Kobieca strona Gazeta.pl - Polub nas!
Emma Murphy była w toksycznym związku przed ponad trzy lata. Razem z partnerem wychowywała dwójkę dzieci. - "Mieliśmy swoje wzloty i upadki jak w każdym związku. Ostatnio były to jednak tylko upadki" - opowiedziała w nagranym filmie.
Jak większość ofiar przemocy domowej początkowo nie dostrzegała wagi problemu. Rozcięta głowa, długotrwała przemoc psychiczna, a ostatnio podbite oko sprawiły, że podjęła odważny krok - odeszła od partnera, a swoją historią podzieliła się na Facebooku, by dodać odwagi innym ofiarom przemocy.
Półtora roku życia w strachu
Podbite oko 26-letniej blogerki to efekt reakcji męża na zarzuty o zdradę. Kiedy Emma dowiedziała się, że jej partner zdradzał ją od ponad roku, a kobieta, z którą się spotykał była w ciąży, spytała ojca swoich dzieci o wyjaśnienia.
Kłótnia początkowo zakończyła się okazaniem skruchy, a w późniejszym czasie - notorycznymi wybuchami agresji oraz przemocą psychiczną. - "Przez ostatnie półtora roku wmawiał mi, że jestem paranoiczką, że jestem wariatką, że moja niepewność zabije mnie pewnego dnia" - wyznała w filmie.
"Przemoc nie jest rozwiązaniem"
Emma przyznała, że długo wahała się, czy powinna udostępnić nagrane wideo. Zrobiła to jednak, by pomóc kobietom w podobnej sytuacji, by ostrzec, że jeśli akt przemocy miał już miejsce, na pewno powtórzy się też w przyszłości. Celem Murphy jest zainspirowanie jak największej ilości kobiet do odejścia z toksycznych związków dla własnego bezpieczeństwa.

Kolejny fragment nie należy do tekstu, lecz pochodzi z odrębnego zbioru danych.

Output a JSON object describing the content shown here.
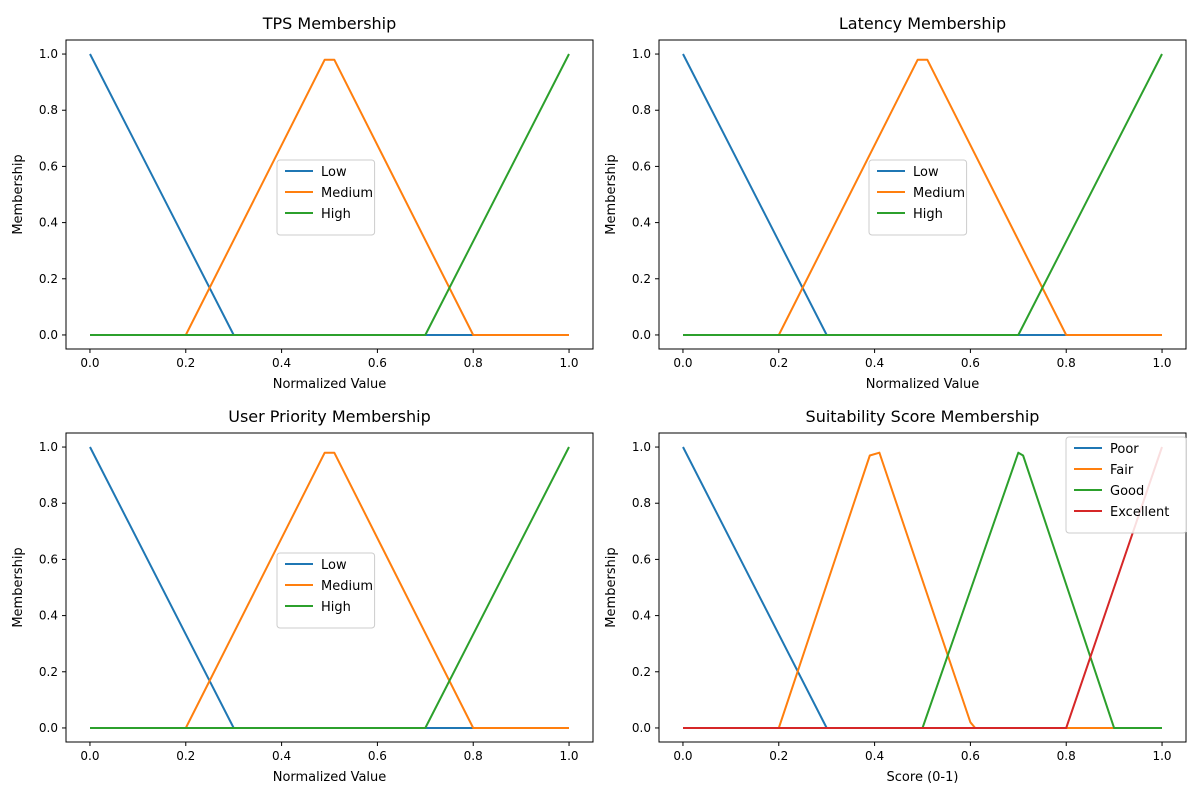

"Nareszcie zrozumiałam, że to nie jest akceptowalne. Żaden mężczyzna nie ma prawa podnieść ręki na kobietę. [...] Więc jeśli jest tu ktoś, kto przechodzi przez coś podobnego, przez co przeszłam i ja, musi znaleźć w sobie odwagę i zerwać z niezdrową przemocą" - wezwała Emma. Pod jej filmem natychmiast pojawiło się wiele głosów wsparcia - "Dokładnie wiem, przez co musiałaś przejść. Myślami jestem z Tobą" - pisała jedna z internautek.